Bazen tek bir yaşamda karmik bedelleri ödemeyebilirsin. Getirdiğin çok ağır dersler olabilir. Şayet kişi zorlu bir yaşama geldiğinin farkındalığını yakalamazsa, büyük bunalımlar içine girebilir. Bir ömür debelenip durabilir. Farkında olan kişi ise bazı destekler alarak, okült çalışmalar, şifa çalışmaları, destekleyici taşlar, mantralar, klevetler, çanak, simya, enerji çalışmaları, astroloji yardımıyla haritasının üstüne çıkmayı başarabilir.

Çoğunlukla sistem zorlu planlarla dünyaya gelmiş ruhlara yardımcı rehberler yollar. Bu rehberler görevli varlıklardır. Ruhsal yolculuğu kolaylaştırmak için aramızda bulunurlar.
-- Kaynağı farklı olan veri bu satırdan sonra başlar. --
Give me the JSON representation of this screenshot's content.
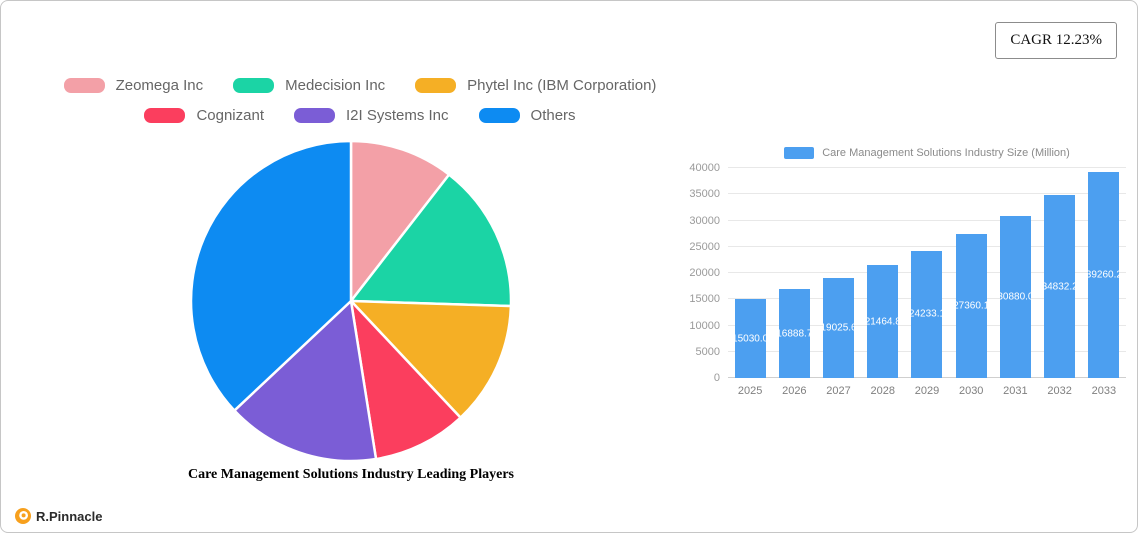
{
  "card": {
    "cagr_label": "CAGR 12.23%"
  },
  "brand": {
    "name": "R.Pinnacle"
  },
  "chart_data": [
    {
      "type": "pie",
      "title": "Care Management Solutions Industry Leading Players",
      "labels": [
        "Zeomega Inc",
        "Medecision Inc",
        "Phytel Inc  (IBM Corporation)",
        "Cognizant",
        "I2I Systems Inc",
        "Others"
      ],
      "values": [
        10.5,
        15,
        12.5,
        9.5,
        15.5,
        37
      ],
      "colors": [
        "#f3a0a7",
        "#1bd4a5",
        "#f5af25",
        "#fb3e5e",
        "#7b5dd6",
        "#0d8bf2"
      ],
      "legend_position": "top",
      "legend_rows": [
        3,
        3
      ]
    },
    {
      "type": "bar",
      "series_label": "Care Management Solutions Industry Size (Million)",
      "categories": [
        "2025",
        "2026",
        "2027",
        "2028",
        "2029",
        "2030",
        "2031",
        "2032",
        "2033"
      ],
      "values": [
        15030.0,
        16888.7,
        19025.6,
        21464.8,
        24233.1,
        27360.1,
        30880.0,
        34832.2,
        39260.2
      ],
      "color": "#4c9ff0",
      "ylim": [
        0,
        40000
      ],
      "ytick_step": 5000,
      "grid": true,
      "legend_position": "top"
    }
  ]
}
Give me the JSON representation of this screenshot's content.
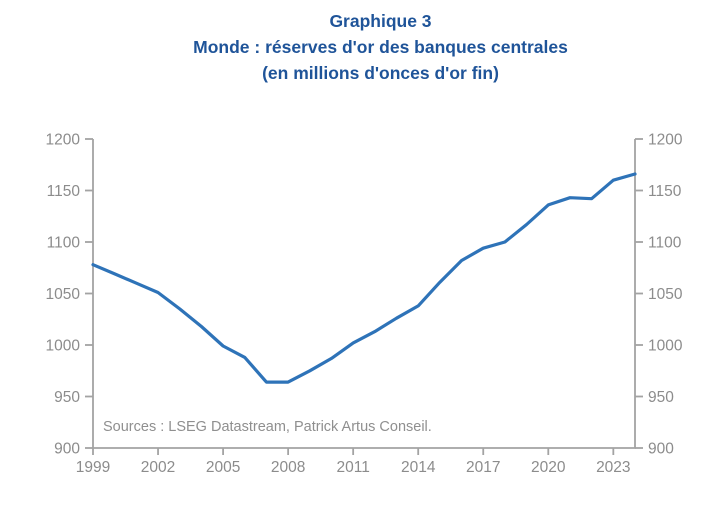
{
  "title": {
    "line1": "Graphique 3",
    "line2": "Monde : réserves d'or des banques centrales",
    "line3": "(en millions d'onces d'or fin)"
  },
  "source_note": "Sources : LSEG Datastream, Patrick Artus Conseil.",
  "colors": {
    "title": "#1f5499",
    "line": "#2e73b8",
    "axis": "#a3a3a3",
    "tick_label": "#8c8c8c",
    "source_text": "#8f8f8f"
  },
  "chart_data": {
    "type": "line",
    "title": "Graphique 3 — Monde : réserves d'or des banques centrales (en millions d'onces d'or fin)",
    "xlabel": "",
    "ylabel": "millions d'onces d'or fin",
    "x": [
      1999,
      2000,
      2001,
      2002,
      2003,
      2004,
      2005,
      2006,
      2007,
      2008,
      2009,
      2010,
      2011,
      2012,
      2013,
      2014,
      2015,
      2016,
      2017,
      2018,
      2019,
      2020,
      2021,
      2022,
      2023,
      2024
    ],
    "series": [
      {
        "name": "Réserves d'or des banques centrales (millions d'onces d'or fin)",
        "values": [
          1078,
          1069,
          1060,
          1051,
          1035,
          1018,
          999,
          988,
          964,
          964,
          975,
          987,
          1002,
          1013,
          1026,
          1038,
          1061,
          1082,
          1094,
          1100,
          1117,
          1136,
          1143,
          1142,
          1160,
          1166
        ]
      }
    ],
    "ylim": [
      900,
      1200
    ],
    "xlim": [
      1999,
      2024
    ],
    "y_ticks": [
      900,
      950,
      1000,
      1050,
      1100,
      1150,
      1200
    ],
    "x_ticks": [
      1999,
      2002,
      2005,
      2008,
      2011,
      2014,
      2017,
      2020,
      2023
    ],
    "grid": false,
    "legend": "none",
    "dual_y_axis": true
  }
}
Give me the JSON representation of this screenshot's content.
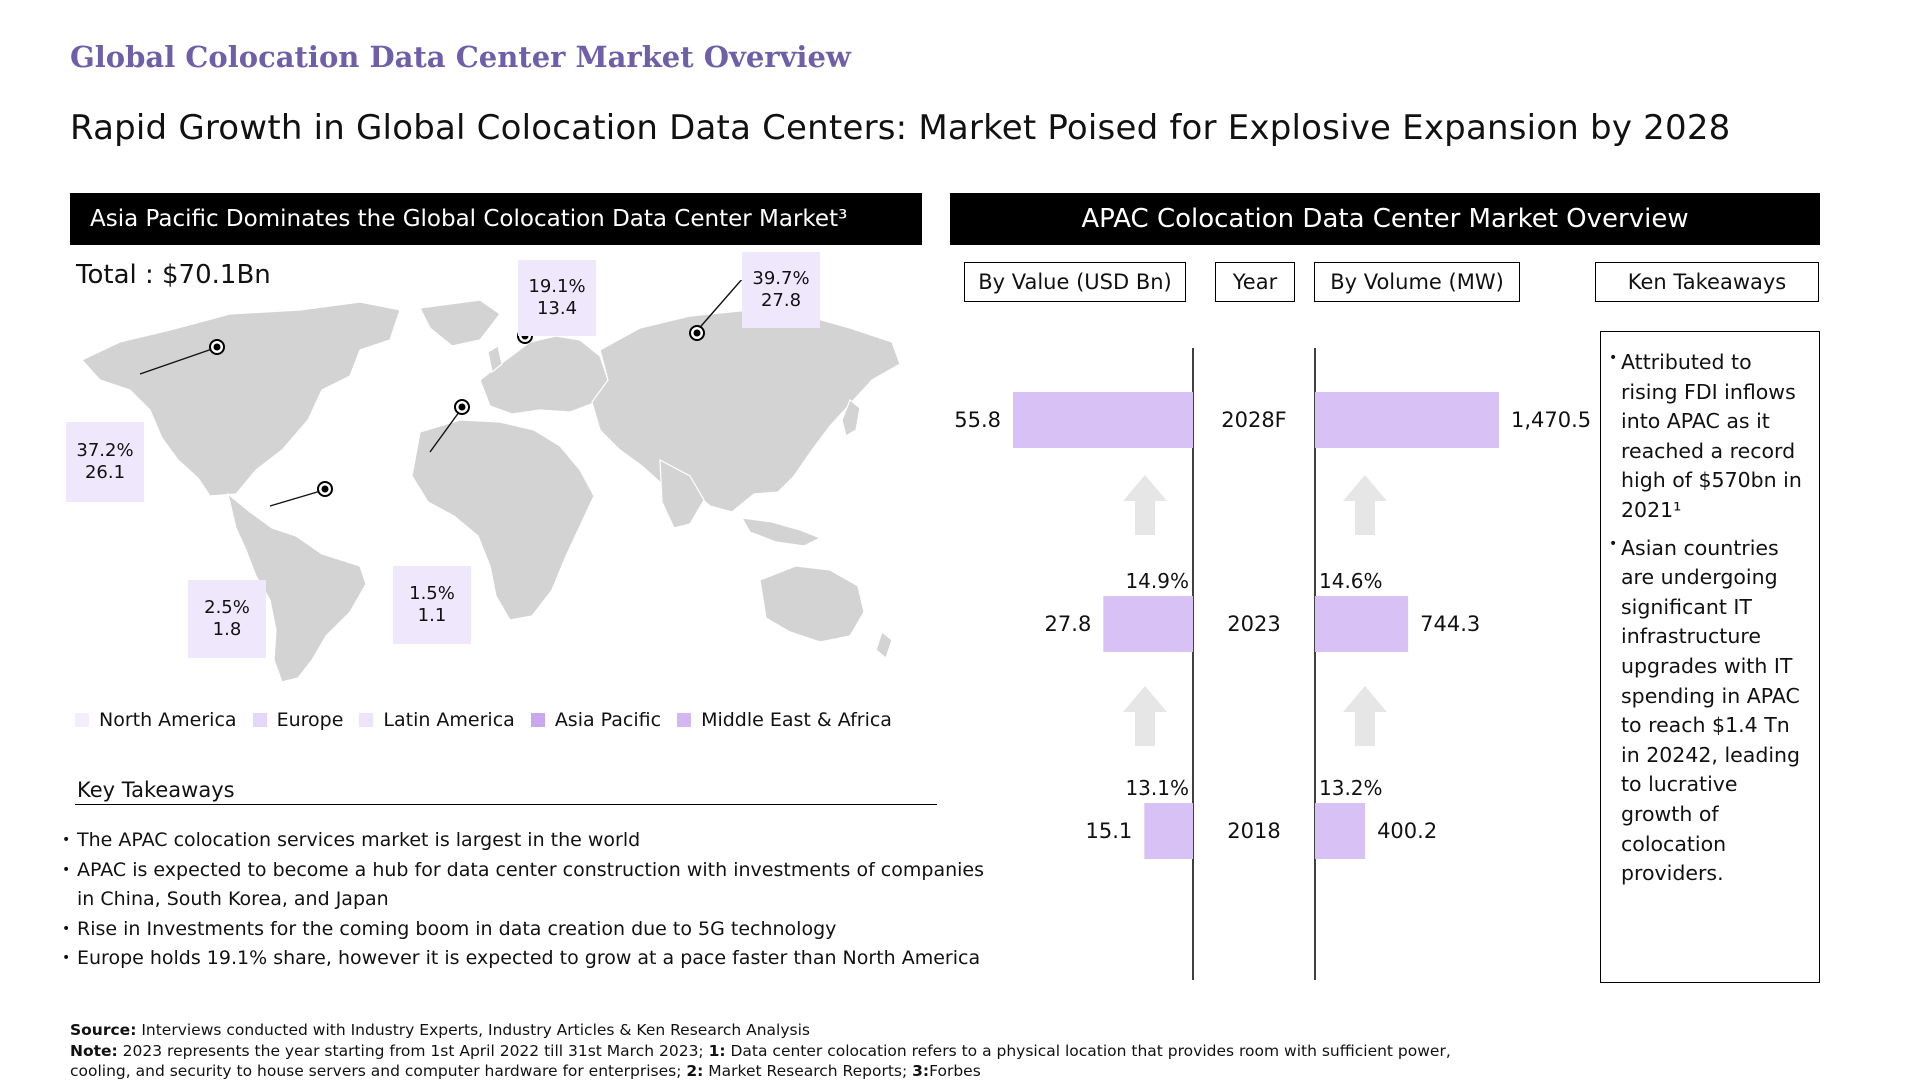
{
  "kicker": "Global Colocation Data Center Market Overview",
  "headline": "Rapid Growth in Global Colocation Data Centers: Market Poised for Explosive Expansion by 2028",
  "left_panel": {
    "title": "Asia Pacific Dominates the Global Colocation Data Center Market³",
    "total": "Total : $70.1Bn",
    "callouts": [
      {
        "region": "North America",
        "share": "37.2%",
        "value": "26.1"
      },
      {
        "region": "Europe",
        "share": "19.1%",
        "value": "13.4"
      },
      {
        "region": "Asia Pacific",
        "share": "39.7%",
        "value": "27.8"
      },
      {
        "region": "Middle East & Africa",
        "share": "1.5%",
        "value": "1.1"
      },
      {
        "region": "Latin America",
        "share": "2.5%",
        "value": "1.8"
      }
    ],
    "legend": [
      {
        "label": "North America",
        "color": "#f3eefb"
      },
      {
        "label": "Europe",
        "color": "#e5d7f7"
      },
      {
        "label": "Latin America",
        "color": "#ede4fa"
      },
      {
        "label": "Asia Pacific",
        "color": "#c9a8ee"
      },
      {
        "label": "Middle East & Africa",
        "color": "#d3b7f2"
      }
    ],
    "key_takeaways_title": "Key Takeaways",
    "key_takeaways": [
      "The APAC colocation services market is largest in the world",
      "APAC is expected to become a hub for data center construction with investments of companies in China, South Korea, and Japan",
      "Rise in Investments for the coming boom in data creation due to 5G technology",
      "Europe holds 19.1% share, however it is expected to grow at a pace faster than North America"
    ]
  },
  "right_panel": {
    "title": "APAC Colocation Data Center Market Overview",
    "headers": {
      "value": "By Value (USD Bn)",
      "year": "Year",
      "volume": "By Volume (MW)",
      "ken": "Ken Takeaways"
    },
    "ken_takeaways": [
      "Attributed to rising FDI inflows into APAC as it reached a record high of $570bn in 2021¹",
      "Asian countries are undergoing significant IT infrastructure upgrades with IT spending in APAC to reach $1.4 Tn in 20242, leading to lucrative growth of colocation providers."
    ]
  },
  "chart_data": [
    {
      "type": "pie",
      "title": "Asia Pacific Dominates the Global Colocation Data Center Market³",
      "unit": "USD Bn",
      "total": 70.1,
      "slices": [
        {
          "name": "North America",
          "share_pct": 37.2,
          "value": 26.1
        },
        {
          "name": "Europe",
          "share_pct": 19.1,
          "value": 13.4
        },
        {
          "name": "Latin America",
          "share_pct": 2.5,
          "value": 1.8
        },
        {
          "name": "Asia Pacific",
          "share_pct": 39.7,
          "value": 27.8
        },
        {
          "name": "Middle East & Africa",
          "share_pct": 1.5,
          "value": 1.1
        }
      ]
    },
    {
      "type": "bar",
      "title": "APAC Colocation Data Center Market Overview",
      "categories": [
        "2028F",
        "2023",
        "2018"
      ],
      "series": [
        {
          "name": "By Value (USD Bn)",
          "values": [
            55.8,
            27.8,
            15.1
          ],
          "labels": [
            "55.8",
            "27.8",
            "15.1"
          ],
          "growth": [
            "14.9%",
            "13.1%"
          ]
        },
        {
          "name": "By Volume (MW)",
          "values": [
            1470.5,
            744.3,
            400.2
          ],
          "labels": [
            "1,470.5",
            "744.3",
            "400.2"
          ],
          "growth": [
            "14.6%",
            "13.2%"
          ]
        }
      ],
      "bar_color": "#d8c1f5"
    }
  ],
  "footer": {
    "source_label": "Source:",
    "source_text": " Interviews conducted with Industry Experts, Industry Articles & Ken Research Analysis",
    "note_label": "Note:",
    "note_text_1": " 2023 represents the year starting from 1st  April 2022 till 31st March 2023; ",
    "note_1_label": "1:",
    "note_text_2": " Data center colocation refers to a physical location that provides room with sufficient power, cooling, and security to house servers and computer hardware for enterprises; ",
    "note_2_label": "2:",
    "note_text_3": " Market Research Reports; ",
    "note_3_label": "3:",
    "note_text_4": "Forbes"
  }
}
Çevremizde kimin ruhsal rehberimiz olduğunu bilemiyor olabiliriz. Bu kişilerin haritaları farklı olur. Karmaları yoktur. 108’lik açı kalıpları fazladır haritalarında. Bunlara misyoner de denir.

Haritadaki 4 önemli ev
Dört önemli ev: 1. Ev, 4. Ev, 7. Ev ve 10. Ev’dir. Bu bölgelere haritanın “Paranları” denir.

1. Ev yükselen noktasıyla başlar. Yani yükselen burcumuzun yükseldiği noktadan itibaren “Ben” bölgesi olan noktadır. Buna ASC veya YÜKSELEN denir. Bu 1. parandır. Natal haritanın doğusunda yer alır. Yükselen ekliptiğin ufuk çemberini doğuda kestiği noktadır. Yükselen derecesi ve burcu, kişinin doğduğu yer ve saate göre bulunur. Bu hesabın yapılabilmesi için doğum saatinin tam olması gerekir. Ufak bir kayma yükselen noktasını değiştirebilir. Bu da harita sahibinin yanlış algılanmasına sebep olur. Neyse ki artık Rektifikasyon teknikleriyle astrolojide danışana bazı kilit sorular yönlendirilerek detaylı bir çalışma sonucunda kesin doğum saati hesaplanabiliyor.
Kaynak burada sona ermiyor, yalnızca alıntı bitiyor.